The impact of the new law in California has been minimal for Corinthian’s students, however, Jenkins said. That’s because Everest students did not qualify for Cal Grants anyhow, due to the short length of programs offered by those campuses. As a result, only students at the two Heald campuses lost state aid eligibility.

About one in 10 California college students attend for-profits. The state’s higher education options are clearly in flux even without further regulation, as California’s community colleges expect to turn away at least 200,000 students this year because of budget cuts and Cal State continues to struggle with capacity issues.

Whether for-profits, Western Governors or another player will fill that void is anybody’s guess. But answers should start to materialize as the state’s Legislature begins hashing out the budget in two months.

Reached before today’s hearing, Shireman said there is strong interest in consumer protection for students in California.

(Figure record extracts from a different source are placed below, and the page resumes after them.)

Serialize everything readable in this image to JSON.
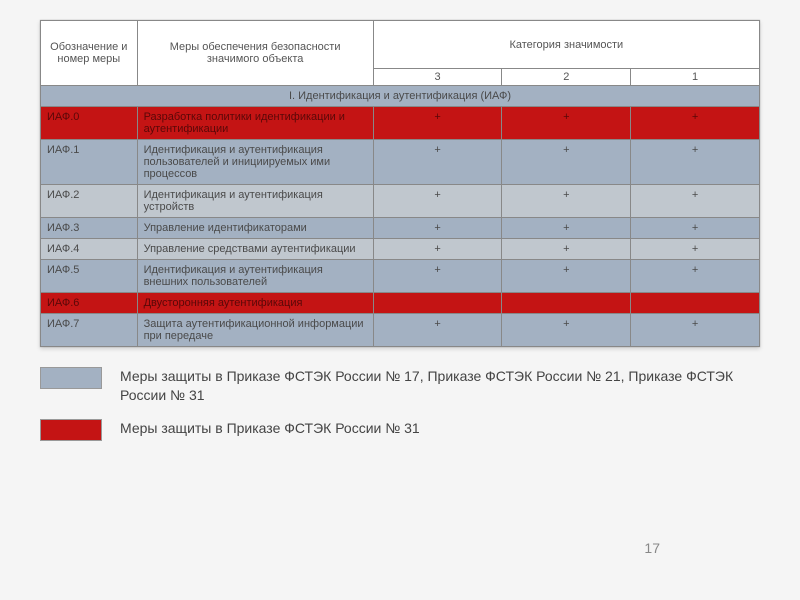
{
  "table": {
    "header": {
      "col1": "Обозначение и номер меры",
      "col2": "Меры обеспечения безопасности значимого объекта",
      "cat_title": "Категория значимости",
      "cats": [
        "3",
        "2",
        "1"
      ]
    },
    "section_title": "I. Идентификация и аутентификация (ИАФ)",
    "rows": [
      {
        "id": "ИАФ.0",
        "label": "Разработка политики идентификации и аутентификации",
        "marks": [
          "+",
          "+",
          "+"
        ],
        "style": "row-red"
      },
      {
        "id": "ИАФ.1",
        "label": "Идентификация и аутентификация пользователей и инициируемых ими процессов",
        "marks": [
          "+",
          "+",
          "+"
        ],
        "style": "row-blue"
      },
      {
        "id": "ИАФ.2",
        "label": "Идентификация и аутентификация устройств",
        "marks": [
          "+",
          "+",
          "+"
        ],
        "style": "row-gray"
      },
      {
        "id": "ИАФ.3",
        "label": "Управление идентификаторами",
        "marks": [
          "+",
          "+",
          "+"
        ],
        "style": "row-blue"
      },
      {
        "id": "ИАФ.4",
        "label": "Управление средствами аутентификации",
        "marks": [
          "+",
          "+",
          "+"
        ],
        "style": "row-gray"
      },
      {
        "id": "ИАФ.5",
        "label": "Идентификация и аутентификация внешних пользователей",
        "marks": [
          "+",
          "+",
          "+"
        ],
        "style": "row-blue"
      },
      {
        "id": "ИАФ.6",
        "label": "Двусторонняя аутентификация",
        "marks": [
          "",
          "",
          ""
        ],
        "style": "row-red"
      },
      {
        "id": "ИАФ.7",
        "label": "Защита аутентификационной информации при передаче",
        "marks": [
          "+",
          "+",
          "+"
        ],
        "style": "row-blue"
      }
    ],
    "colors": {
      "row_blue": "#a3b1c2",
      "row_gray": "#c0c7ce",
      "row_red": "#c41414",
      "border": "#888888",
      "text": "#4a4a4a"
    }
  },
  "legend": {
    "item1": {
      "swatch": "sw-blue",
      "text": "Меры защиты в Приказе ФСТЭК  России № 17, Приказе ФСТЭК  России № 21, Приказе  ФСТЭК  России № 31"
    },
    "item2": {
      "swatch": "sw-red",
      "text": "Меры защиты в Приказе ФСТЭК  России  № 31"
    }
  },
  "page_number": "17"
}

In his prepared remarks, he pushes for the state to begin tracking employment and earnings data for all college programs, and points to such efforts underway in Florida, Missouri and Virginia.

"One factor that has contributed to problems with online education programs is that it is so easy to add enrollments without attention to quality," Shireman said in his written statement. "Monitoring program enrollments across institutions makes it possible for the state to keep an eye on emerging problems and to consider restrictions on growth when programs have not adequately proven their value."

Fuentes-Michel said the commission was still collecting information on the rapid growth of online institutions in California. She said commissioners’ goal for the hearing is to vet concerns about for-profits and other online colleges to ensure that Cal Grants are being used for good student investments.

“We feel strongly that we need to get ahead of the curve,” she said.